- Born: Deborah Grant Dublin, Ireland
- Other name: Anne Frankenstein (formerly)
- Occupations: Radio presenter; DJ; Columnist;
- Years active: 2010s–present
- Website: djdebgrant.com

= Deb Grant =

Irish-born British radio presenter and DJ

Deborah Grant is an Irish radio DJ and music journalist based in the UK. She is a primary broadcaster on BBC Radio 6 Music, where she hosts the flagship weekday evening show New Music Fix Daily.

== Early life and identity ==

Grant was born and raised in Dublin, Ireland. She has identified herself as an "atheist Irish Jew," noting that her Jewish heritage and her grandfather's history as a touring jazz saxophonist significantly influenced her musical trajectory. Growing up in Dublin during the 1990s, she was a dedicated listener of the city's pirate radio scene, particularly Spectrum 101 (which evolved into Phantom FM), and cites RTÉ's John Kelly as a major broadcasting inspiration. She moved to London at age 18 to study music, initially working in various administrative roles while DJing in the capital's club circuit.

== Career ==

Before joining the BBC, Grant broadcast under the pseudonym Anne Frankenstein. Under this name, she became a presenter on Jazz FM, hosting the Late Night Jazz show and Sunday Drive. Her broadcasting style was characterised by her knowledge of rare groove, funk, and soul. She eventually moved away from the moniker to broadcast under her birth name upon joining the BBC full-time.
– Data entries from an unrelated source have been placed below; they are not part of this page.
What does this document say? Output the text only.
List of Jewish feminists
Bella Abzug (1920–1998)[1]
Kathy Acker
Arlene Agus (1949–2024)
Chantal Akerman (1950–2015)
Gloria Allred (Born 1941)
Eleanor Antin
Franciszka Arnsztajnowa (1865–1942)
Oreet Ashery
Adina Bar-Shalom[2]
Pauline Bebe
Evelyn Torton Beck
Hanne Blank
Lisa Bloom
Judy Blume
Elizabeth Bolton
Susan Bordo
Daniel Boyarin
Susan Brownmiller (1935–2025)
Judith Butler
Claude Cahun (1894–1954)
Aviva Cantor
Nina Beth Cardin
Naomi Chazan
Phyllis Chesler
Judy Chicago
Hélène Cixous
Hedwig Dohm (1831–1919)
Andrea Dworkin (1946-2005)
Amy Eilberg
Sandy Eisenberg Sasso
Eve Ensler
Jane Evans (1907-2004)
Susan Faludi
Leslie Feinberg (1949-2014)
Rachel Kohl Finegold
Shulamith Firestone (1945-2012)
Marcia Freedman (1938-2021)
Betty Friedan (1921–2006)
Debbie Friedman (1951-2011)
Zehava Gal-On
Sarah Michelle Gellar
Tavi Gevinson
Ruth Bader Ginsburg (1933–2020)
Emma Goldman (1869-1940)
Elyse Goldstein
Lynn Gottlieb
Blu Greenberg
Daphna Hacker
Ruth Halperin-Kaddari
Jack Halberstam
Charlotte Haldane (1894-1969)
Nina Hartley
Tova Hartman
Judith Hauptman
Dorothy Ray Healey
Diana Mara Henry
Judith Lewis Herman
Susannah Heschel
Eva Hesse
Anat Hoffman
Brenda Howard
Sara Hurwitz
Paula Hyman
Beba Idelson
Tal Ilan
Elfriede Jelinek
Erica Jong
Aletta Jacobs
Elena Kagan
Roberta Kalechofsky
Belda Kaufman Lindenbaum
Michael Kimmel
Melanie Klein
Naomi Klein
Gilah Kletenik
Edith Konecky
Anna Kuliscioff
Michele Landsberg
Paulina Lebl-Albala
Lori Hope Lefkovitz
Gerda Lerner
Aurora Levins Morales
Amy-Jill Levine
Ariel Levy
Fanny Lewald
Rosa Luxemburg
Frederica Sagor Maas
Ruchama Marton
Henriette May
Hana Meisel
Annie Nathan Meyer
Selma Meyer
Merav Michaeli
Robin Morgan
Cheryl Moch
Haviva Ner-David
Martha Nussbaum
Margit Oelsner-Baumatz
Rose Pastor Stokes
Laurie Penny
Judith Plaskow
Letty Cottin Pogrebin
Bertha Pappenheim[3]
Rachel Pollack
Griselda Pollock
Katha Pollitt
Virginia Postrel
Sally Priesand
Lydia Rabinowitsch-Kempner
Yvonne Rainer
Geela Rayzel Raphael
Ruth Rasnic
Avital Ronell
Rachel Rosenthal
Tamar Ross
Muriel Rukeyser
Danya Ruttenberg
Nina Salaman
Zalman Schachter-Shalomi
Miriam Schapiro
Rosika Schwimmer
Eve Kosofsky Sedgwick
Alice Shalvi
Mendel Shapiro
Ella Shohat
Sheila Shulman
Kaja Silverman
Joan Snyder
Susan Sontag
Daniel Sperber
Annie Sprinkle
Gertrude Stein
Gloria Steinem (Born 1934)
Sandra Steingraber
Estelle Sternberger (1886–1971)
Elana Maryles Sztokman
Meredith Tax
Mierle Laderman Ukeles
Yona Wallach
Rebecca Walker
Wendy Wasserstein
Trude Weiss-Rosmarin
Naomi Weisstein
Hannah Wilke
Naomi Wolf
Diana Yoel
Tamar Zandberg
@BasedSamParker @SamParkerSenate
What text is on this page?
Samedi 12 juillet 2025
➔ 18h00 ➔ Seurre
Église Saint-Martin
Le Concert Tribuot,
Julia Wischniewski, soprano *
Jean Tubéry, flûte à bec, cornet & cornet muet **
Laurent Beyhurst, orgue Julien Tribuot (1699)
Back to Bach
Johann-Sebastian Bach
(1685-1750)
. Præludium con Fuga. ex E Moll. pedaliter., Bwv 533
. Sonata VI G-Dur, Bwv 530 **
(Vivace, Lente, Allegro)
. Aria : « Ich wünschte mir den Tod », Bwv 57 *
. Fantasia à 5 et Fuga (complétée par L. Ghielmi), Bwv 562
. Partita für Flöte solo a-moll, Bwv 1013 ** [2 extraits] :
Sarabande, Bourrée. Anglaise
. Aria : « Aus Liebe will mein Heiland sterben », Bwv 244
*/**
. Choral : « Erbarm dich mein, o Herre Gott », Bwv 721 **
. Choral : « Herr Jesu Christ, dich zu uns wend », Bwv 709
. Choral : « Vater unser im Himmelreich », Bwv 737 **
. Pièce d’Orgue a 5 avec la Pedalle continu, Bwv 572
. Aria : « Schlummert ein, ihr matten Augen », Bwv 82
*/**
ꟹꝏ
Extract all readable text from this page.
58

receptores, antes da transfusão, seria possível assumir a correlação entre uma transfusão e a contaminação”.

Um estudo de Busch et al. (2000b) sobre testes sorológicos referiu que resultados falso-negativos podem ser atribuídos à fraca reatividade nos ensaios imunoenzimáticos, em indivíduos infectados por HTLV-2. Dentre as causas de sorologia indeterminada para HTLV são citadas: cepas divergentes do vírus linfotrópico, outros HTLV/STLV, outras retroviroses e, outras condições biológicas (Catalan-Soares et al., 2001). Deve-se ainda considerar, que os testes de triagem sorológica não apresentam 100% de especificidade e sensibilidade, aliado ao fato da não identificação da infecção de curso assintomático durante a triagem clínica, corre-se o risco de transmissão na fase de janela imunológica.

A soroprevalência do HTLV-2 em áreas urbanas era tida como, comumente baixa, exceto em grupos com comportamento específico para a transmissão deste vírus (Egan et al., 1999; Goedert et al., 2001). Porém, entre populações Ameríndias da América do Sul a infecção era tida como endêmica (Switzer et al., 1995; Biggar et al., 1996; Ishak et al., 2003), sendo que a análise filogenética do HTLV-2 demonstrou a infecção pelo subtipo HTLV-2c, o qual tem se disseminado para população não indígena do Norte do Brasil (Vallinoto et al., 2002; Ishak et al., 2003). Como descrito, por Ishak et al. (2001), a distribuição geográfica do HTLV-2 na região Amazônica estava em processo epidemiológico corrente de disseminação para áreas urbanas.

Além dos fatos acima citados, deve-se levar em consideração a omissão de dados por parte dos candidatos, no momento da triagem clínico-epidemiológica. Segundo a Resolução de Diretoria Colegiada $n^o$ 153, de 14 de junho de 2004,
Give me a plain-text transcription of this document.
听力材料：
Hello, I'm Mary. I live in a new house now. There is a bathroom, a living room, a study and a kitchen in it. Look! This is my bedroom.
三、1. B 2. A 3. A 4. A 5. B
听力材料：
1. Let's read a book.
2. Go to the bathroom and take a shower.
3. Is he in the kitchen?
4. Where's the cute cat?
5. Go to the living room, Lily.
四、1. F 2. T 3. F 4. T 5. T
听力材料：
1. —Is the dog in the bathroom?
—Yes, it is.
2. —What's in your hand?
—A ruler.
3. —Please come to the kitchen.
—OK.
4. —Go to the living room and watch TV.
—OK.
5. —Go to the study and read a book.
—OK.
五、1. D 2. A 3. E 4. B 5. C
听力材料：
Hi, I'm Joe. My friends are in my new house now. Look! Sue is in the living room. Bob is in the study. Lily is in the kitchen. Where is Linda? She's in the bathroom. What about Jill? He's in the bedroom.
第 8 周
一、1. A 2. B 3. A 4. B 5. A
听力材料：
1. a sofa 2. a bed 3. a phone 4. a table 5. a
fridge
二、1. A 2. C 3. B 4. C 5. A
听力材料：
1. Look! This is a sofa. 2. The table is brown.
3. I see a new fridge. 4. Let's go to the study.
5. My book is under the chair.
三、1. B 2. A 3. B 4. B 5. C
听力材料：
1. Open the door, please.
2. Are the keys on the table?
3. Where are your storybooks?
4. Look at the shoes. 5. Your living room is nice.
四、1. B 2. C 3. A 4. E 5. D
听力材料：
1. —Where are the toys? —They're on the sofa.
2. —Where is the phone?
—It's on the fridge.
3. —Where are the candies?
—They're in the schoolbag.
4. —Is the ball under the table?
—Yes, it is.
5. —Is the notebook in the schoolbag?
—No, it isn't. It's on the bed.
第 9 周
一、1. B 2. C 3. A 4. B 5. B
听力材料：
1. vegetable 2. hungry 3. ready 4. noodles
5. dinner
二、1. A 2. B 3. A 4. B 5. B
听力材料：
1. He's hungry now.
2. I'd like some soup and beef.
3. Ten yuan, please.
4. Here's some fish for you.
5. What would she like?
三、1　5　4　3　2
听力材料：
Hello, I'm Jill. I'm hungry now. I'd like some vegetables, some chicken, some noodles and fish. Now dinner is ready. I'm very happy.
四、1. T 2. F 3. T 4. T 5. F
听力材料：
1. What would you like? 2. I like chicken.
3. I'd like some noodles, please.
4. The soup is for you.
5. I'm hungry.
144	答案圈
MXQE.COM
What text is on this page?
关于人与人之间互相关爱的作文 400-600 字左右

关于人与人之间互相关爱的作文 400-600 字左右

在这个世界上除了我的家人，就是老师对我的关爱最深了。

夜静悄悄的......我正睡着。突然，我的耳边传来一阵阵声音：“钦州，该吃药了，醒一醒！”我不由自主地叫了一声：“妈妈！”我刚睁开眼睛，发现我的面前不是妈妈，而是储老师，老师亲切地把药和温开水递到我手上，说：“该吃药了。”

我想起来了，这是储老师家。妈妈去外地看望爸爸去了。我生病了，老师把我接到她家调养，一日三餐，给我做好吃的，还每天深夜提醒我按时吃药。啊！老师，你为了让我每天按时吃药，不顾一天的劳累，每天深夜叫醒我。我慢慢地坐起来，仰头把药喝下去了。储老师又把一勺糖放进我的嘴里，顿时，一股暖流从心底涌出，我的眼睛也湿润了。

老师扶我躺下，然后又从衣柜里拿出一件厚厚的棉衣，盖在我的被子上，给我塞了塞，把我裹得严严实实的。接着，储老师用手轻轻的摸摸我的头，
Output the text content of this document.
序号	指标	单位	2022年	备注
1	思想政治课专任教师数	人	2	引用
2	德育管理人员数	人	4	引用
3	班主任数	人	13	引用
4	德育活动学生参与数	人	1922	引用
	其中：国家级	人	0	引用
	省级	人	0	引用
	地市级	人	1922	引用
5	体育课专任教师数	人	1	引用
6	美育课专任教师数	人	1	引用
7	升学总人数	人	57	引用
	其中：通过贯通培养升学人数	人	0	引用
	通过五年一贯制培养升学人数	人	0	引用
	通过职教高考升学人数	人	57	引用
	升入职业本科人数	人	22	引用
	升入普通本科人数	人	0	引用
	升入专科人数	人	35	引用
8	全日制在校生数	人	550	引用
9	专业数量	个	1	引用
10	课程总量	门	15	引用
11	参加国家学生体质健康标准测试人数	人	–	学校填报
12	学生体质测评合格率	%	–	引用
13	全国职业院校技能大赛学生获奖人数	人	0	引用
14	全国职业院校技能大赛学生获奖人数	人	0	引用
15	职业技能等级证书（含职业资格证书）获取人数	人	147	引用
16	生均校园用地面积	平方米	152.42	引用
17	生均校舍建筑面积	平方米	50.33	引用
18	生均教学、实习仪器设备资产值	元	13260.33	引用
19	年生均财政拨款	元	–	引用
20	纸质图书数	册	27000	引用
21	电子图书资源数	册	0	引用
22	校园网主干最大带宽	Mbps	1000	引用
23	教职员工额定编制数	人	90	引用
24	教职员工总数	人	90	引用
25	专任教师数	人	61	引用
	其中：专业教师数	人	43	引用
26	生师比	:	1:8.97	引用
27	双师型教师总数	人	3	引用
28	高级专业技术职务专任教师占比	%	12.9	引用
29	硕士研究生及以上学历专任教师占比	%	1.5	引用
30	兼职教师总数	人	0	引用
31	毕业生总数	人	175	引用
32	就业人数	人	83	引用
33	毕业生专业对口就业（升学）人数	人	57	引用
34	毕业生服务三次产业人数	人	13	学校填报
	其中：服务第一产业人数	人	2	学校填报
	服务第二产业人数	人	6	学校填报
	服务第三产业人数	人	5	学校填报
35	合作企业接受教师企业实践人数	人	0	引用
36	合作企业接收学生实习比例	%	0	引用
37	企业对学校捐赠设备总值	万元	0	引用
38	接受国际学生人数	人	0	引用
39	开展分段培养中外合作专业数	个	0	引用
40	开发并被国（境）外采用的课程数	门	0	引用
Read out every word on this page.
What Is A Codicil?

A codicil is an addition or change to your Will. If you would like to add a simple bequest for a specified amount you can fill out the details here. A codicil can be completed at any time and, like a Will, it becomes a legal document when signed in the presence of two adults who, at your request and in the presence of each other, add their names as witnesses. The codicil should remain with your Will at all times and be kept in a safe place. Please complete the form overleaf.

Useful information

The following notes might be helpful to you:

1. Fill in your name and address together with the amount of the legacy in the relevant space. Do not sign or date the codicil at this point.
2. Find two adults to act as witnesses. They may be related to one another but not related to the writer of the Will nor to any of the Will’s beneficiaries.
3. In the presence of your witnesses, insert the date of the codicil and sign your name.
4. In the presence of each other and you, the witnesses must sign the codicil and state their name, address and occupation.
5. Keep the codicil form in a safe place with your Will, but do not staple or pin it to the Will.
=== BBC Radio 6 Music and New Music Fix ===

Grant joined BBC Radio 6 Music as a regular presenter in 2023. She was initially paired with Tom Ravenscroft to launch New Music Fix Daily (Monday–Thursday, 7pm–9pm), a show focused on breaking new artists and curation of the station's New Music Fix Playlist. Following Ravenscroft's departure from the station in May 2025, Grant was joined by new co-presenter Nathan Shepherd. Shepherd, who rose to prominence through viral music mash-ups and his Indie Forever show, now hosts the programme alongside Grant, focusing on a mix of indie and experimental new releases.

=== Other work ===

Grant is a contributor to The Big Issue and has written extensively for various vinyl culture publications. In 2025, Grant and Shepherd were prominent faces of the BBC's coverage of the Glastonbury Festival and the Mercury Prize.